Come next April, New York license plates will feature the first new design in a decade.
Officials at the New York Department of Motor Vehicles announced that a design featuring the Statue of Liberty, Niagara Falls, the Adirondacks, and the New York City skyline is the winner of the August competition to choose the next plate – New York’s first redesign in a decade.
This comes, according to the Times Union, Nick Langworthy, the state’s GOP leader, made a Freedom of Information Law request for information about the vote.
Why did New York State change the design?
The current design dates back to 2010, when then-Gov. David Paterson revealed the current design – a throwback to the state’s license plates prior to 1986. At the time, there was widespread criticism over the design, resulting in the Paterson administration allowing for motorists to use both the “Empire Gold” and the white and blue “Empire State,” dating back to 2001.
The Cuomo administration argued that the older Empire State plates were too old, as the risk of peeling, corrosion, and further damage was higher.
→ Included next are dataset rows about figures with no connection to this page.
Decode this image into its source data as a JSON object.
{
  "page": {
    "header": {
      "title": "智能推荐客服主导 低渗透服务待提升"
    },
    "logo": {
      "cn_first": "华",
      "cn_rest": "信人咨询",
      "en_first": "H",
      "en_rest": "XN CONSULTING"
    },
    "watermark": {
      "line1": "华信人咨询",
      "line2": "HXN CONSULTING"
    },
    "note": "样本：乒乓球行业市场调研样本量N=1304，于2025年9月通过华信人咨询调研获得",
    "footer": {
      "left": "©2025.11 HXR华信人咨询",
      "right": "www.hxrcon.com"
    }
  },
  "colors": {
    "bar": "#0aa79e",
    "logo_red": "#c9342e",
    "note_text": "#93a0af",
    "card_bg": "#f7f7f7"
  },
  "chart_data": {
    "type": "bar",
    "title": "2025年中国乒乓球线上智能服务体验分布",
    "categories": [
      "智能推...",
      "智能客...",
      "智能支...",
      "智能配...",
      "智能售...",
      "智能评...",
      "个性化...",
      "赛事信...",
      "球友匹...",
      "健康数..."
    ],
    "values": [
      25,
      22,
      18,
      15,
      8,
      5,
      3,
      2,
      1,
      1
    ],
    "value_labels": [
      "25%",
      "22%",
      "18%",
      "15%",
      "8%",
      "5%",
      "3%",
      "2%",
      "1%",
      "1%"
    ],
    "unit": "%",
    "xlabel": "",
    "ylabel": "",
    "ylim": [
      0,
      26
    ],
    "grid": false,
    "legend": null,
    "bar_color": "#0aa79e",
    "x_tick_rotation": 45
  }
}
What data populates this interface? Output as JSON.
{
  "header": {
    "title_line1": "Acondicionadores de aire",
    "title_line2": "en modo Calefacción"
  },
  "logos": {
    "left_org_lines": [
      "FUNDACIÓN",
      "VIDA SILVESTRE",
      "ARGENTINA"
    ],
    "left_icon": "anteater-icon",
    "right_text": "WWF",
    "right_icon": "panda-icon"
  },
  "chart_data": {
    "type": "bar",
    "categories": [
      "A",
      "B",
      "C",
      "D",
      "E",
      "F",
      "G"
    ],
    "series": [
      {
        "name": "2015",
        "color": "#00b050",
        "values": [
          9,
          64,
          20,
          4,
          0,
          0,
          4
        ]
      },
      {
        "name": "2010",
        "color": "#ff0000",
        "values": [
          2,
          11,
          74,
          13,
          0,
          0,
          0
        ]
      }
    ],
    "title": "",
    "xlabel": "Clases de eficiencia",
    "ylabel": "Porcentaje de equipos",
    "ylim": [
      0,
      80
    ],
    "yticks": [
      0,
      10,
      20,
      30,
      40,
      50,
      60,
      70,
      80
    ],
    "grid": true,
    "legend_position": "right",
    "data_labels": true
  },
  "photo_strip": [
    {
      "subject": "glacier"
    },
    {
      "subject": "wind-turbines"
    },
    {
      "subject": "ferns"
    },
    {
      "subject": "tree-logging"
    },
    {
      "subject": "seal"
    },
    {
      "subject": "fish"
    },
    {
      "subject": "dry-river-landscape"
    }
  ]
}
With such damage, the administration stated, it could be harder for plate-reading devices to read the plate – given the state’s move to make all toll barriers along the New York State Thruway cash-less, thus motorists must either use toll-by-mail or E-ZPass.
Critics say the plates can be read by other states (see: Massachusetts), in addition to the $25 new plate fee and additional fee to retain the existing plate number to be onerous.
How often do states change plate designs?
It used to be every year. Today, on average, it’s every five years. Many states, including New York, have reduced the frequency for a variety of reasons.